Rep. Kaptur, Cleveland Community Leaders Focus On Postal Service Improvements
June 29, 2016
Kaptur: Postal Banking, Reverse Sorting Facility Closures
CLEVELAND – Rep. Marcy Kaptur (D-OH) last night joined a coalition of local Cleveland community leaders at a special hearing calling for improvements to the U.S. Postal Service, where she highlighted her ideas on co-locating traditional banking services in existing Cleveland post offices and a return to traditional mail delivery standards.
“In many ways this is a management challenge,” said Rep. Kaptur. “What’s needed is vision and strategic thinking.”
For example, Kaptur proposes ‘postal banking,’ or co-locating traditional banking or credit union services within existing Cleveland post offices. The postal banking services could range from paycheck cashing and bill payment to savings accounts and small dollar loans.
“At a time when banks and other institutions are abandoning inner city communities, Cleveland’s post offices present a perfect opportunity to co-locate with traditional banks or credit unions,” stated Kaptur.
Kaptur has also been active on forcing the Postal Service management to reverse its recent decisions to lower mail delivery standards, citing the closure of 83 sorting facilities, such as in Toledo, as resulting in mail delivery delays, and which actually cost more in added transportation expenses than it did in facility operations.
“That decision backfired drastically, cost the bottom line far more money than it saved,” said Kaptur. “The Postal Service now spends more to truck mail to distant sorting facilities than it would to maintain locally-based sorting facilities. We now have the worst of both worlds – higher costs and slower mail.”
Postal Banking:
More than 40% of Cleveland’s residents have no checking accounts or are “underbanked,” according to the Assets and Opportunity Local Data Center. The Center reports that 18.6% of Cleveland households have no checking or savings account, and 24.1% of households are “underbanked,” forced to use costly payday firms or currency exchange stores to cash paychecks or make consumer loans. More than 35% of Cleveland’s 389,000 residents live below the federal poverty line, according to the U.S. Census Bureau.
Nationwide, 28% of U.S. households are underserved by traditional banks, with African American (54%) and Latino (47%) households far more underserved.

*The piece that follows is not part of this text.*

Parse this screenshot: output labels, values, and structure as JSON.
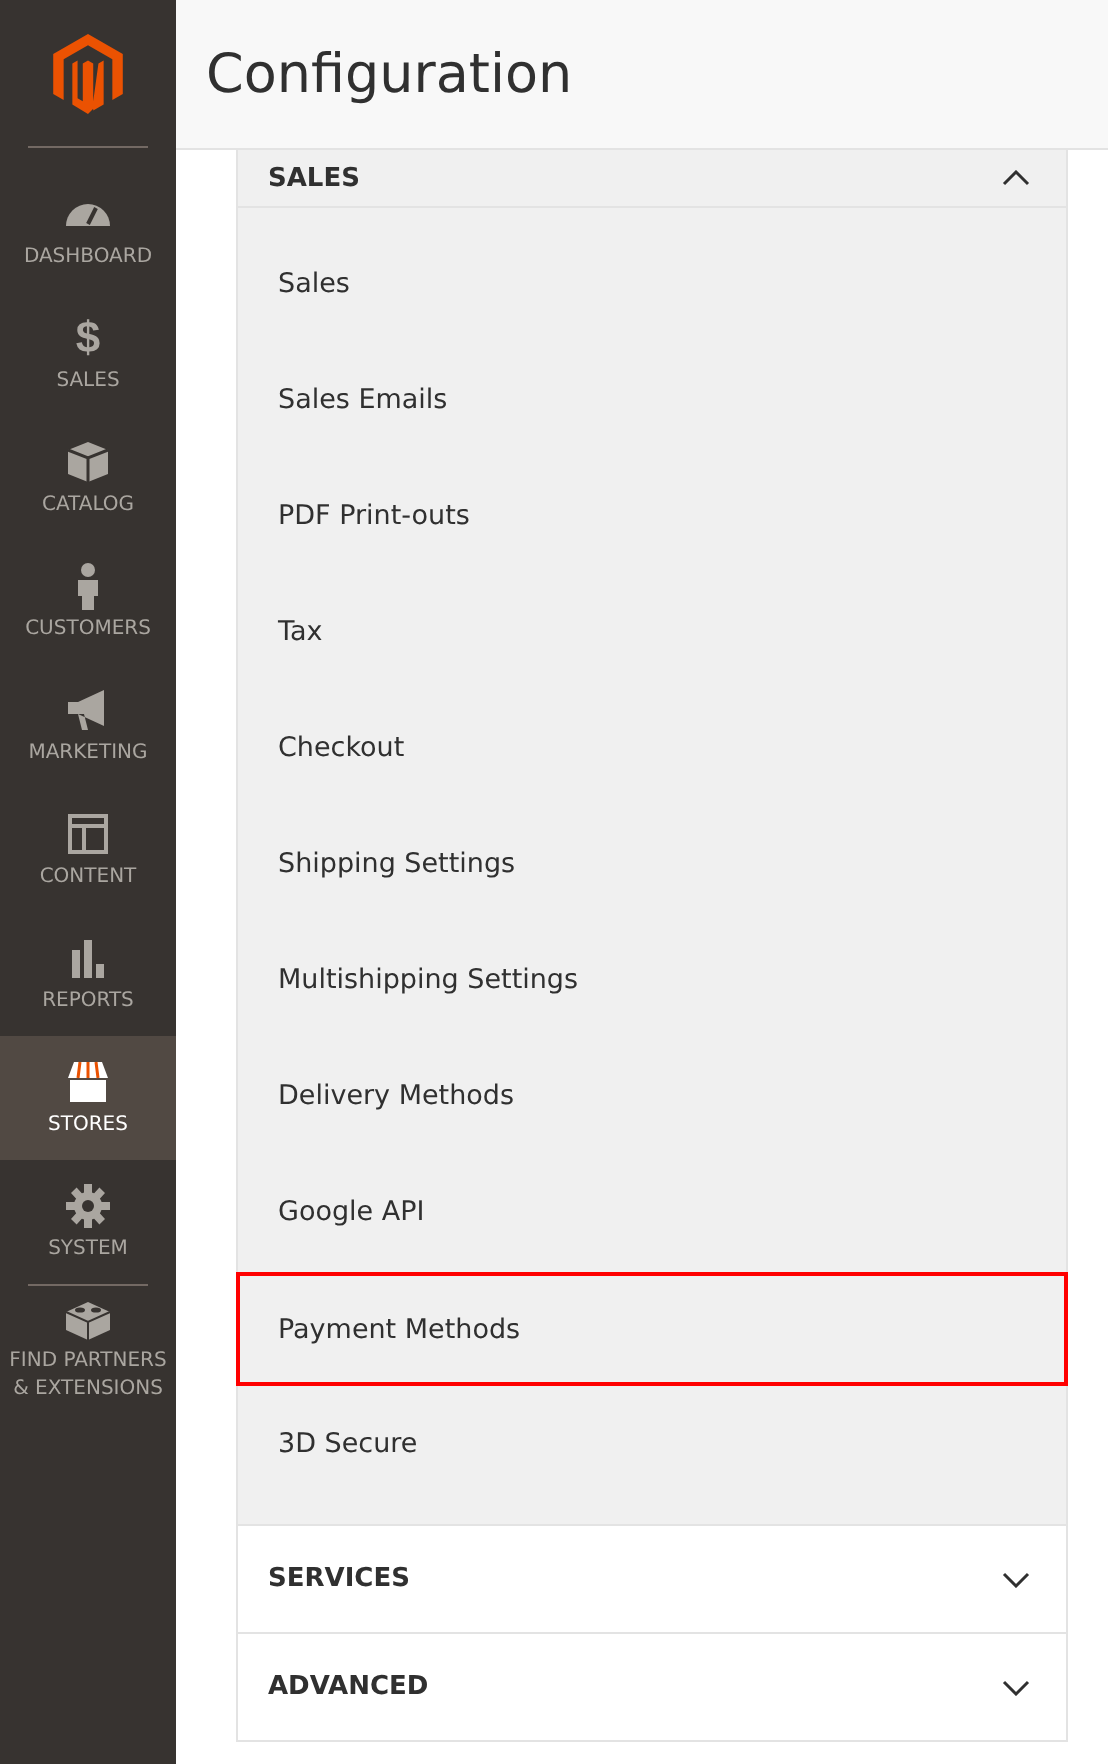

Many post offices are located in ‘bank deserts.’ Fifty-nine percent of post offices are in zip codes with either zero banks (38%) or only one bank branch (21%). Cleveland’s Postal Service is geographically well-positioned to reach people with little-to-no access to retail banking services.
Restoring Mail Delivery Standards:
In January 2015, the Postal Service management revealed a national plan to lower mail delivery standards, or targets, while closing 83 regional sorting facilities, including the Toledo sorting facility in May 2015, a move that essentially ended overnight local delivery of first class mail and periodicals.
While intended to save operation costs through facility closures, the Postal Service action actually lost $66 million annually, and incurred $130 million in additional transportation costs due to the constant hauling of mail to other sorting facilities.
For example, local Toledo mail is taken by truck several times a day to three different facilities in Michigan, specifically in Pontiac, Downtown Detroit and Allen Park, and once sorted are then returned to Toledo for route delivery.
As a result of the Toledo sorting facility closure, mail intended for Toledo-area residents is noticeably delayed, prompting a growing and understandable frustration of Toledo and northwest Ohio residents.
Kaptur Postal Amendment
In early June 2016, during the House Appropriations Committee consideration of next year’s funding for Financial Services-related agencies, which includes the U.S. Postal Service, Rep. Kaptur offered an amendment to require the Postal Service to maintain and comply with service standards for 1st class mail and periodicals that were effective on July 1, 2012. That proposal would in effect require the Postal Service to re-open as many as 83 of the closed regional sorting facilities. Kaptur’s amendment passed on a bipartisan voice vote, and will likely be considered by the full Congress in July during the Financial Services funding debate before the full House.
Background:
Without any taxpayer funding, the USPS serves 150 million households and businesses each day, providing affordable, universal mail service to all.
The USPS is a trusted, accessible, and secure government agency with the world’s largest retail network -- 31,000 branches serving every urban, suburban, and rural community in the country.
The Cleveland event was the fourth of five scheduled hearings held nationwide by ‘A Grand Alliance to Save Our Public Postal Service,’ a coalition of more than 130 civil rights, faith-based environmental, senior citizen, civic and labor organizations.
Rep. Kaptur is a senior member on the House Appropriations Committee.